The question of how to keep employers in supply with Irish people with language skills they need is being raised in a strategy being developed by the Department of Education. It is seeking views from the public and stakeholders on how to improve foreign language provision and uptake in schools and colleges.
A consultation document published by Education Minister Jan O’Sullivan points to changes in schools, particularly to falling numbers studying a third language in addition to English and Irish for the Leaving Certificate.
“An additional concern is that fewer students than in the past are now choosing to study two foreign languages, and in some schools it is not possible to do so. There is also a worrying tendency for some students not to take any foreign language at all,” the consultation paper says.
Employers’ body Ibec this month raised concerns about numbers taking Leaving Certificate French and German.
The department says French is predominant in languages uptake at second-level, due mainly to historical factors, but that the nature of employer demand for foreign language skills has important implications for the education system, graduates and employers.
It cites IDA Ireland evidence that most companies seeking people with language skills look for foreigners already living here, Irish people living abroad or who have studied linguistics abroad, newcomers or a combination of all these.

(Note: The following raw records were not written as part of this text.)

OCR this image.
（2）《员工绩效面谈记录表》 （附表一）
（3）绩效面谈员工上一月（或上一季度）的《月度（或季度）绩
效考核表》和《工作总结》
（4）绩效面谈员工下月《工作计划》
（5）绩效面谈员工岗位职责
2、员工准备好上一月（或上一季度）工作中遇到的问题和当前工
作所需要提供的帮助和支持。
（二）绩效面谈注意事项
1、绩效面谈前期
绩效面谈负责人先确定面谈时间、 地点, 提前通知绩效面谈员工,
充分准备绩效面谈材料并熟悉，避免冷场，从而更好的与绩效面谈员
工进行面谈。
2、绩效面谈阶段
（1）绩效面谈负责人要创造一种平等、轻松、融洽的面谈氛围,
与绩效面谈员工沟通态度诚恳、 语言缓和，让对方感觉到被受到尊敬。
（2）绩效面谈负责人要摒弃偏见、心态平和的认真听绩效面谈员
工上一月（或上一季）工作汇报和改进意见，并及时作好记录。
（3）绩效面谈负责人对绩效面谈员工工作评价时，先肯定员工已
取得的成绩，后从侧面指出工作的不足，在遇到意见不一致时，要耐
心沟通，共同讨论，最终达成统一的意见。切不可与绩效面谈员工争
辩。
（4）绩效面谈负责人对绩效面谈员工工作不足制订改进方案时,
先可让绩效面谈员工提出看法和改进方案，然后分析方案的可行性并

“Greater diversification of foreign language provision in post-primary schools is essential in order to meet the present and future needs of individuals and of society as a whole,” the Department of Education paper says.
The Post-Primary Languages Initiative (PPLI), set up in 2000 to diversify the range of subjects in schools, says having enough suitably-qualified teachers is one of the main challenges. It is working on short courses for junior cycle students in Irish sign language, Japanese and Russian, in addition to the Chinese language and culture course developed by the National Council for Curriculum and Assessment.
Teacher unions and school groups have highlighted staffing cuts as a factor in the loss or restriction of subject options at second-level, with languages regularly said to be at risk.
Although Forfás called in 2012 for more focus on languages in primary schools, a long-running pilot which taught French, Spanish, German and Italian in 545 primary schools was shut down that year by the Department of Education, citing curriculum overload and saving requirements.
The third-level system is considered crucial by the department in developing foreign language skills, and up to 9,000 higher education students may be studying one, although only 3,400 had a language as a significant component or the main focus of their course in 2010. And despite key career prospects, a number of language programmes in the Springboard initiative to reskill graduates did not proceed due to low demand.